Postscript, March 28, 2012: In private correspondence and conversation, Cem suggested a different interpretation of a paragraph from this post that I quoted above to provide context for this post. In order to ward off that interpretation, here’s how I might write that paragraph today:
“The ratio of passing test cases to failing test cases is at best irrelevant, and more often a systemic means of self- and organizational deception. Reducing the product story to this invalid number without additional information means reducing the product’s relationship with people to this invalid number. By extension when this invalid number is being used to evaluate people, that means reducing people to this invalid number too.
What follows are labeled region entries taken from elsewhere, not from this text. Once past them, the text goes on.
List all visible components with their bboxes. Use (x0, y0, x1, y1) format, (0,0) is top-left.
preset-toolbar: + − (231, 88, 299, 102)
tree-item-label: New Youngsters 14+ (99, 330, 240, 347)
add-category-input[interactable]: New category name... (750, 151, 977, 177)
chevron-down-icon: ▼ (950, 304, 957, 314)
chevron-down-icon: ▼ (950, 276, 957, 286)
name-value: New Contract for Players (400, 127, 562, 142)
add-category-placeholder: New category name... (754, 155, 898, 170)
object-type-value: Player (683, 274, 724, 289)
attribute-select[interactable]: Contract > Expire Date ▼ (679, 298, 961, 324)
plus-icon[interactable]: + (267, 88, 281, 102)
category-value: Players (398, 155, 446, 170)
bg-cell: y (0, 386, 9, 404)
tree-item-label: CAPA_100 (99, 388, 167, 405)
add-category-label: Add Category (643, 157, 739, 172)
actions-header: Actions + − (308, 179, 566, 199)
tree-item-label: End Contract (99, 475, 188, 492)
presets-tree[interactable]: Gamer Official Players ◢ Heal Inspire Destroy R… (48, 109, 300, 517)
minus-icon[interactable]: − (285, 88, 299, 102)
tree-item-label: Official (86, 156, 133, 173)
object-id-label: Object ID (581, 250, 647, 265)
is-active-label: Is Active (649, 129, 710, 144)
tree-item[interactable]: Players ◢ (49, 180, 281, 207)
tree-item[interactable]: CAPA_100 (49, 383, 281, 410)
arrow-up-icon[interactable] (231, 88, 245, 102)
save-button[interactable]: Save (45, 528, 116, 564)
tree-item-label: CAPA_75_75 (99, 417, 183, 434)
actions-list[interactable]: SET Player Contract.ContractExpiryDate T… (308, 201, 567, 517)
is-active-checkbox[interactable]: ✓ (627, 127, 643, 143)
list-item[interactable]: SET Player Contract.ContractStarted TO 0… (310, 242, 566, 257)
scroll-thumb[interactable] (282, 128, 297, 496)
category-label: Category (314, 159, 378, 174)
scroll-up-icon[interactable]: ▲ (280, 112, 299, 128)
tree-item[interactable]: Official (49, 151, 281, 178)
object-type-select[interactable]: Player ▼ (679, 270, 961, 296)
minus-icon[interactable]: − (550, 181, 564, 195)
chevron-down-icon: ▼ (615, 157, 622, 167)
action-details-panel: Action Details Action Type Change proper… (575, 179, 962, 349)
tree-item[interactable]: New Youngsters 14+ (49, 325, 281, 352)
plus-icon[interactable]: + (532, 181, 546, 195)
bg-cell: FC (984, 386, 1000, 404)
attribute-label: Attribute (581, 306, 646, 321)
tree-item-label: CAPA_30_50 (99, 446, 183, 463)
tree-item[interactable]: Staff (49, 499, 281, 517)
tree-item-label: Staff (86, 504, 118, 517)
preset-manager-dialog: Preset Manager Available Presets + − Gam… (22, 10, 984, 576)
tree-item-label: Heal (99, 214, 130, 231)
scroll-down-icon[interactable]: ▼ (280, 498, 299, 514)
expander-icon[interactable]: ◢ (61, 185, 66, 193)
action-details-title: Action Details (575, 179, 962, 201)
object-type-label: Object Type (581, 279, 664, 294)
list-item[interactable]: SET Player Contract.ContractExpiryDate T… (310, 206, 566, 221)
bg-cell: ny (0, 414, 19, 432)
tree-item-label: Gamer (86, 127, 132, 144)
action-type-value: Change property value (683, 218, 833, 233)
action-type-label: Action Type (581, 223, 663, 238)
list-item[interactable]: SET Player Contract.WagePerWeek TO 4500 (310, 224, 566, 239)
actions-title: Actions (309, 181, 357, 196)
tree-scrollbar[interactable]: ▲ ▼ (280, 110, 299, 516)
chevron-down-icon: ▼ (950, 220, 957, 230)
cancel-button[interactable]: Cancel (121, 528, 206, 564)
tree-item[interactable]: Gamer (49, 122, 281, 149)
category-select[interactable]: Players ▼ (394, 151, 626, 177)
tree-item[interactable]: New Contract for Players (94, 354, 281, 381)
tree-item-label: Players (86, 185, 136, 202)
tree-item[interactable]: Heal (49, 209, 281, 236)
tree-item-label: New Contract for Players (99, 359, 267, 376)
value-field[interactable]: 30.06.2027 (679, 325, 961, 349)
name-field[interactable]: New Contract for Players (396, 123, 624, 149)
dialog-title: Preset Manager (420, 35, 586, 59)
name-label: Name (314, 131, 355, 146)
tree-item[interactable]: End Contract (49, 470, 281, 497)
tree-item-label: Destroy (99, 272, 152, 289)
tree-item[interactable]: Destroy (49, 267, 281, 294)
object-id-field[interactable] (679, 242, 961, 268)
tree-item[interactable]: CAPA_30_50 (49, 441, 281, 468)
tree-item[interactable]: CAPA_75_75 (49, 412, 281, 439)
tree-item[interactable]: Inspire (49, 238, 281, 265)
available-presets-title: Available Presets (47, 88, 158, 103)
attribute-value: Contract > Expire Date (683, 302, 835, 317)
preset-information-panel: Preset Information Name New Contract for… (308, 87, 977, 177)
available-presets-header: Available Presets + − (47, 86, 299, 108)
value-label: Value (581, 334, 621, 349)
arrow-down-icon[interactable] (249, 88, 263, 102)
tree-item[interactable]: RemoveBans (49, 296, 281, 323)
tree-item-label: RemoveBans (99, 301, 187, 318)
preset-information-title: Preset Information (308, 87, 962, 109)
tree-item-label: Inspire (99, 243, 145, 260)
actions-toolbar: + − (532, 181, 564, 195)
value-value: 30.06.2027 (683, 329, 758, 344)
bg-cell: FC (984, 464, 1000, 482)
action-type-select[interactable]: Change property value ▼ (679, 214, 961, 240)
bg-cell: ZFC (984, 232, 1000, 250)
So to irresponsible, unethical, and unprofessional, in this case we could add unscientific and inhumane.”
To be clear: these two posts have not been a blanket condemnation of all measurement, but of a particular metric that fails spectacularly when subjected to the tests of construct validity and reasonable and foreseeable side effects in Kaner and Bond’s Software Engineering Metrics: What Do They Measure and How Do We Know?. Pass vs. fail is not an imperfect metric; this is a metric that has no discernable construct validity to me (or even to Cem). I’ve both experienced and seen pain and systematic deception with this metric at the centre of it. In this, it’s not like imperfect financial figures that are generated by legitimate companies subject to scrutiny by regulators, by auditors, by shareholders, and by markets. It’s more like financial forecasting data dreamed up by Bernie Madoff. I don’t mind dealing with imperfect but plausibly valid information; that’s all a tester ever gets to do, really. But if Bernie Madoff were to ask me to lend my credibility to his models, data, or business practices, I’d feel personally bound to decline that particular request.